Gli tamponava la ferita col disinfettante, mentre lui continuava a fissarla. Forse credeva che fosse un sogno, perché la toccava ogni volta come per testare la sua solidità.
Le cose non erano andate secondo i piani: quella pazza della sua amica l’aveva fatta arrivare a New York in piena notte di modo che non la vedesse nessuno e l’aveva portata a casa sua. Avrebbe dovuto rivelarsi il giorno seguente, quando Ed sarebbe stato in radio. La festa era soltanto un modo per riabituarsi alla sua vista, per poterlo guardare indisturbata e studiarlo.
Tuttavia, era stata duramente messa alla prova durante diversi momenti della serata e per un attimo aveva creduto che lui l’avesse riconosciuta, ma non era così. Il ricordo del suo viso sconvolto quando la vide in viso, le fece capire che forse qualcosa l’aveva sospettata, ma non ci credeva davvero.
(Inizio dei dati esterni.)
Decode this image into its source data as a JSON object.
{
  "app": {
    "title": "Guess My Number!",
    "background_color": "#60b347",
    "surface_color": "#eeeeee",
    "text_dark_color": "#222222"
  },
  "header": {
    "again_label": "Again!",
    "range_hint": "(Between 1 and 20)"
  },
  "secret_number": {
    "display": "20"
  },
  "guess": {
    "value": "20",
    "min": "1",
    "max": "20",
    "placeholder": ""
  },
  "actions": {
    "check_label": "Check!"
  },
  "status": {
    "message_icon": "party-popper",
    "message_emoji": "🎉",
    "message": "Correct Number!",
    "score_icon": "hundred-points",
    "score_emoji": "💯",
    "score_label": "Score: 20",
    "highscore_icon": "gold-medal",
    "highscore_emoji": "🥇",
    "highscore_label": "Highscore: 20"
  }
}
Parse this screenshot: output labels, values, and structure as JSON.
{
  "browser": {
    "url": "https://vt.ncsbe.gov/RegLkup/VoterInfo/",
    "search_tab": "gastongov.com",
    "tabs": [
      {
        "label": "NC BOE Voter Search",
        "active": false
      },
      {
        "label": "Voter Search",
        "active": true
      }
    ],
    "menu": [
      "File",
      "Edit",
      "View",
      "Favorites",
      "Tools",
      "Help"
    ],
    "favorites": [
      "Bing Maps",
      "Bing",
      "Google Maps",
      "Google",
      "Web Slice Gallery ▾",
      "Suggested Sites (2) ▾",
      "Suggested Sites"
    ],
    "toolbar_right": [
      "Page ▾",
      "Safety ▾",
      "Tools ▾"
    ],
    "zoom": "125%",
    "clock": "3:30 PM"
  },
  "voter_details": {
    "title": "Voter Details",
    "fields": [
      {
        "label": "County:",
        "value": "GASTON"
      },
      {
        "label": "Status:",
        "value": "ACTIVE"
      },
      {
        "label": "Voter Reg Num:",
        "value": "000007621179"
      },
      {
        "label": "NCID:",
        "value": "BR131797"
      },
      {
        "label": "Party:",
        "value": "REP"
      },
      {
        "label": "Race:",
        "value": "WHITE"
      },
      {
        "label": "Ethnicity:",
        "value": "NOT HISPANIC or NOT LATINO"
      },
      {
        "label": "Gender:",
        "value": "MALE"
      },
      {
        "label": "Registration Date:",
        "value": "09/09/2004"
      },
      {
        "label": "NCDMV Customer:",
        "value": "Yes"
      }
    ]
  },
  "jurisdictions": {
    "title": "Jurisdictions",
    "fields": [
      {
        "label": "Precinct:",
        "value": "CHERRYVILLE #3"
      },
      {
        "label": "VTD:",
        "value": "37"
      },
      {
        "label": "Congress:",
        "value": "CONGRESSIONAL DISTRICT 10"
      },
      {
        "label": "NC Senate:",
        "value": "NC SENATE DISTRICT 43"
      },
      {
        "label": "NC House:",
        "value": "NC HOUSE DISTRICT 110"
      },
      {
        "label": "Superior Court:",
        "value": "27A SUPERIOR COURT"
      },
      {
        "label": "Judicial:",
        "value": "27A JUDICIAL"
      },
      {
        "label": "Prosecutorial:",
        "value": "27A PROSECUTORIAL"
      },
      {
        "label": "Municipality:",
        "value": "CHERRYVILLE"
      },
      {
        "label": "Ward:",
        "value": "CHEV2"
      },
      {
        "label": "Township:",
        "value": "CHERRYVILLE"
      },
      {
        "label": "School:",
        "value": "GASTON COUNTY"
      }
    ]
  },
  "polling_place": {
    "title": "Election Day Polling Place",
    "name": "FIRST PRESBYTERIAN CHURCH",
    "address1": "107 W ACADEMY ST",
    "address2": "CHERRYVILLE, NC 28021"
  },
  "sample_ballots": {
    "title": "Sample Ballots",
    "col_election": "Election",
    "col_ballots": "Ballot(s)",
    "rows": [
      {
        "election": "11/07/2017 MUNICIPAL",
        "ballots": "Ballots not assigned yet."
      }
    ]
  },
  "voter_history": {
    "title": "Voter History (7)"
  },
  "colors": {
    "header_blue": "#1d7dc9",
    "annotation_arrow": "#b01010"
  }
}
Gli aveva pulito il sangue dal viso, scoprendo che fortunatamente il taglio sul labbro era meno profondo di quanto sembrasse e il naso non era rotto.
Era immobile, steso sul letto e la guardava in un modo indecifrabile. I suoi occhi chiari brillavano alla luce della lampada. Stargli così vicino dopo tutto quel tempo, la rendeva silenziosa.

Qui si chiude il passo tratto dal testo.